TBC was established in 1995 to provide small-business resources to people in Tacoma and Pierce County. The organization achieves this goal through several cornerstone programs:

*Small Business Administration: a one-stop location where current and future small-business owners can utilize computing resources and receive business assistance and advice;

*Bates Business & Management Training Center: a service that provides on-site, customized professional development and technical-skills training;

*Washington State University Small Business Development Center: a network of services that provides no-fee, confidential counseling in areas such as debt and equity funding, strategic business planning, marketing planning and sales outreach, business coaching and risk assessment, new technology launches, export and import assistance, and management and organizational structuring;

*Service Corps of Retired Executives: an organization of experienced business people who offer free counseling to those interested in going into business for themselves;

*Washington State Office of Minority & Women’s Business Enterprises: an agency that works to create and ensure an equitable public contracting and procurement environment in which all qualified minority women and business, as well as those that are socially and economically disadvantaged, are able to participate without discrimination;

*Community Capital Development: a service that provides loans through the Small Business Administration’s Microloan Program.

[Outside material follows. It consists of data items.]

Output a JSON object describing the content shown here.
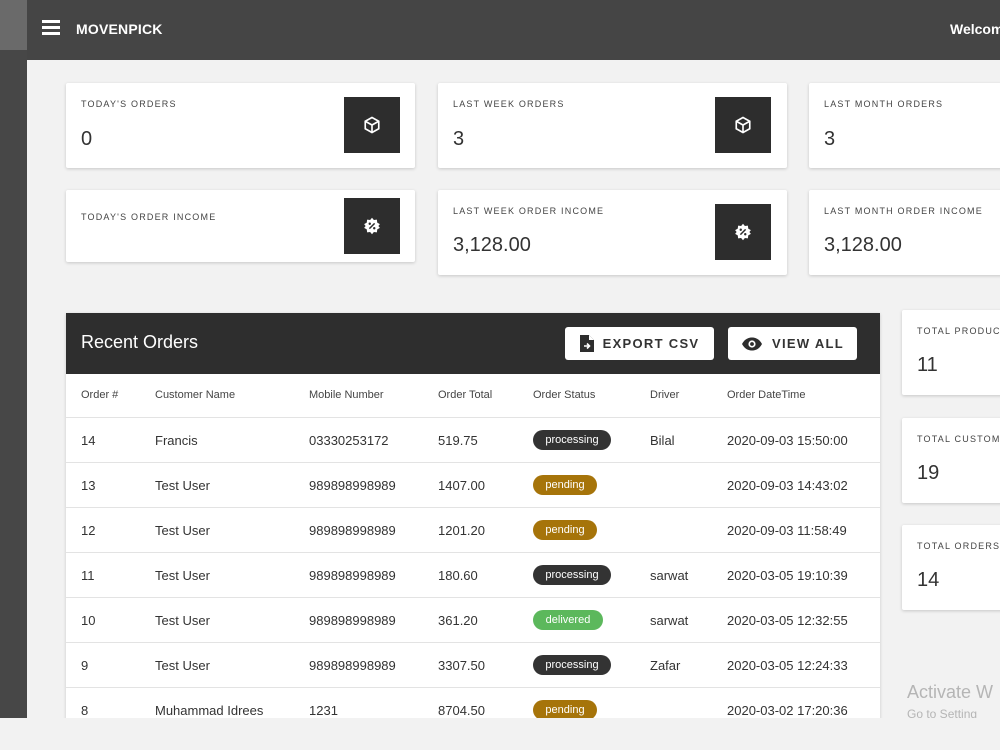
{
  "header": {
    "brand": "MOVENPICK",
    "welcome": "Welcom"
  },
  "stats": {
    "todays_orders": {
      "label": "TODAY'S ORDERS",
      "value": "0",
      "icon": "box-icon"
    },
    "last_week_orders": {
      "label": "LAST WEEK ORDERS",
      "value": "3",
      "icon": "box-icon"
    },
    "last_month_orders": {
      "label": "LAST MONTH ORDERS",
      "value": "3"
    },
    "todays_income": {
      "label": "TODAY'S ORDER INCOME",
      "value": "",
      "icon": "percent-badge-icon"
    },
    "last_week_income": {
      "label": "LAST WEEK ORDER INCOME",
      "value": "3,128.00",
      "icon": "percent-badge-icon"
    },
    "last_month_income": {
      "label": "LAST MONTH ORDER INCOME",
      "value": "3,128.00"
    },
    "total_products": {
      "label": "TOTAL PRODUC",
      "value": "11"
    },
    "total_customers": {
      "label": "TOTAL CUSTOM",
      "value": "19"
    },
    "total_orders": {
      "label": "TOTAL ORDERS",
      "value": "14"
    }
  },
  "recent_orders": {
    "title": "Recent Orders",
    "export_label": "EXPORT CSV",
    "view_all_label": "VIEW ALL",
    "columns": [
      "Order #",
      "Customer Name",
      "Mobile Number",
      "Order Total",
      "Order Status",
      "Driver",
      "Order DateTime"
    ],
    "rows": [
      {
        "order": "14",
        "customer": "Francis",
        "mobile": "03330253172",
        "total": "519.75",
        "status": "processing",
        "driver": "Bilal",
        "datetime": "2020-09-03 15:50:00"
      },
      {
        "order": "13",
        "customer": "Test User",
        "mobile": "989898998989",
        "total": "1407.00",
        "status": "pending",
        "driver": "",
        "datetime": "2020-09-03 14:43:02"
      },
      {
        "order": "12",
        "customer": "Test User",
        "mobile": "989898998989",
        "total": "1201.20",
        "status": "pending",
        "driver": "",
        "datetime": "2020-09-03 11:58:49"
      },
      {
        "order": "11",
        "customer": "Test User",
        "mobile": "989898998989",
        "total": "180.60",
        "status": "processing",
        "driver": "sarwat",
        "datetime": "2020-03-05 19:10:39"
      },
      {
        "order": "10",
        "customer": "Test User",
        "mobile": "989898998989",
        "total": "361.20",
        "status": "delivered",
        "driver": "sarwat",
        "datetime": "2020-03-05 12:32:55"
      },
      {
        "order": "9",
        "customer": "Test User",
        "mobile": "989898998989",
        "total": "3307.50",
        "status": "processing",
        "driver": "Zafar",
        "datetime": "2020-03-05 12:24:33"
      },
      {
        "order": "8",
        "customer": "Muhammad Idrees",
        "mobile": "1231",
        "total": "8704.50",
        "status": "pending",
        "driver": "",
        "datetime": "2020-03-02 17:20:36"
      }
    ]
  },
  "status_colors": {
    "processing": "#333333",
    "pending": "#a6740a",
    "delivered": "#5cb85c"
  },
  "watermark": {
    "title": "Activate W",
    "subtitle": "Go to Setting"
  }
}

TBC exists largely because of Bates Technical College and the overall business community. The center landed on campus when Bates wanted to provide a business-and-entrepreneurship aspect otherwise missing from its program. The salaries for Barber and Rodenberg are paid by their agencies. The office space and operating capital are provided by the college.

“Bates is a primary reason for our success,” says Barber. “Without Bates, this center would not exist.”

The organization also receives donated funds and services from Columbia Bank, Wells Fargo and Weyerhauser.

TBC recognizes that the decision to open a small-business is important and life-changing. Rodenberg ran a hobby business with his son, and has worked as a small-business manager; Barber ran a residential construction firm with her husband. As such, the pair offer real-world assistance.

“A business should define its product or service, rather than simply say, ‘I want to be in business,’” says Rodenberg. “Businesses need to define what it is they are going to sell or offer, who they will sell to, and how. If they can’t really put that in words, they haven’t thought about it enough. Still, we don’t just say, ‘Here’s a book, read it.’ We help them out with all of that.”

Similarly, Barber and Rodenberg receive visitors looking for free money. “We’re in an empowerment zone,” says Barber, “so there are misconceptions about money that’s been infused in this community. There just isn’t that resource. There are a lot of loan programs, but not free money.”

Indeed, TBC’s connection with established lenders is an important service. “You can provide all the technical support,” says Barber, “but the critical part of getting a loan is to know where to go. We work with proven lenders with experience and knowledge in small-business lending.”

Right now there is interest in expanding TBC to other college campuses and chambers of commerce in the South Sound. This makes sense considering the number of people TBC assists.

Last year the organization assisted 4,257 people with their small-business needs. That figure represents someone just interested in using the organization’s computers and library resources, to someone seeking financial or legal assistance. This year the center has assisted 5,136 people.